The University of Georgia iGEM Team has been working to promote cooperation in the field of synthetic biology, increase interest and awareness in synthetic biology in the local Athens area, and created a biosafety brochure for other the community interested in shipping biological materials.
CooperationIn 2015, the UGA iGEM team completed our own interlab study, and the 2016 iGEM team has strived to build upon and expand this project. In 2015 we started our interlab by creating spreadsheets for our data and determined the proper protocols for shipping our extracts. That year we sent out ten archeal mCherry extracts to ten teams in the United States. This year we aimed to improve on this study by developing a more robust protocol and also also by giving teams the option to use Flow Cytometry to take mCherry measurements. Furthermore, we aimed to expand our Interlab to include both international and domestic teams. By including a more robust protocol we hope to reduce the standard deviation of our data. In our study we hope we not only highlight the reproducibility of our data but also give team experience handling Archaeal extracts and using flow cytometer. These experience we hope will allow to improve expand their laboratory skills while simultaneously highlighting the utility of Archaea in the field of synthetic biology.

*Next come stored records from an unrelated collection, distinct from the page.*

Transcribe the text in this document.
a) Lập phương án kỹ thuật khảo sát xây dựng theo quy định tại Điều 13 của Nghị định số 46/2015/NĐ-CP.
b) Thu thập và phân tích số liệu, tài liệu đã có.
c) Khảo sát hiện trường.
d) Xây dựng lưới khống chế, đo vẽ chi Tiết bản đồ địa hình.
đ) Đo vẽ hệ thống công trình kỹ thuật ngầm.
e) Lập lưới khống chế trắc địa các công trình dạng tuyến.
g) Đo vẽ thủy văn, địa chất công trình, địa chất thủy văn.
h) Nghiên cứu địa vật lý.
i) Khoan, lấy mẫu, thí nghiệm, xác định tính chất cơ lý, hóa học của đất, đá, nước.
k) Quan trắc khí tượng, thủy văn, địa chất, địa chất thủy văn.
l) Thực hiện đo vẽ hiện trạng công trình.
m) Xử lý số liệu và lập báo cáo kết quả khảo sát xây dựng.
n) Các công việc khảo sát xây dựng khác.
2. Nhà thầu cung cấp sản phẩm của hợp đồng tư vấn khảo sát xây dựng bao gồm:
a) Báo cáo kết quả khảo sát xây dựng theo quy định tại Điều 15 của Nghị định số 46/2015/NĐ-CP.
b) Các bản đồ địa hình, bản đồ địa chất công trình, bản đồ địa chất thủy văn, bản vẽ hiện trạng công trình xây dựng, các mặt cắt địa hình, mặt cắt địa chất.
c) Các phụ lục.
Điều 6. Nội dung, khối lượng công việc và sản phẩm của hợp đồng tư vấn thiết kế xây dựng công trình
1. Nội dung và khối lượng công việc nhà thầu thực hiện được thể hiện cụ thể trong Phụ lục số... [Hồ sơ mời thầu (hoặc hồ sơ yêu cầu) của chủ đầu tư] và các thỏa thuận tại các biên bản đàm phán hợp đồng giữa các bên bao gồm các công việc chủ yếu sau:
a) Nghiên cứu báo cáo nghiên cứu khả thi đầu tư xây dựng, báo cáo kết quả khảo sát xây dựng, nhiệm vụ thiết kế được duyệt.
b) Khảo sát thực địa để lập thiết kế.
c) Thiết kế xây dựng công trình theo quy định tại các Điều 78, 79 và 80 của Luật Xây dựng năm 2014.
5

Education and Awareness of Synthetic Biology on Campus
Downtown Academy Synthetic Biology Lesson
One of our major educational initiatives was to introduce and inspire our love of synthetic biology to the younger, underprivileged community at Downtown Academy, a school in one of the poorest counties in the entire United States. We collaborated with the Foundation for the International Medical Relief of Children to bring a fun, interactive activity for the children based around the utility and importance of bacteria in everyday life such as digestive processes. The highlight of was our glow in the dark handwashing activity where we used a dye that turns fluorescent under Ultra-violet light in order to teach them how to wash their hands properly.
Lambert High School GMO Discussion Panel
As part of the iGEM outreach activities, three of our UGA iGEM members represented the team at the Lambert high school iGEM group discussion panel that was held at Georgia Tech on the 19th of March, 2016. The purpose of the discussion panel was to enlighten the audience about the differences between GMO crops and crops grown using conventional methods of agriculture. Our members served as "experts" for genetic modification. Questions were asked on GMO regulations and its impacts on the environment and human health. Despite the fact that our members were the only undergraduates, (the panel had mostly professors in the science field) they were able to give concise answers to the questions; as a result, they succeeded in increasing the audience’s knowledge about GMO and synthetic biology in general.
Presentation at the CURO Symposium:
Some of our members went to present at the symposium hosted by the Center for Undergraduate Research Opportunities, which offers undergraduate research opportunities to students at the University of Georgia. We held a poster presentation in order to help engage some of the undergraduate students looking into research opportunities so that we could spark their interests in synthetic biology.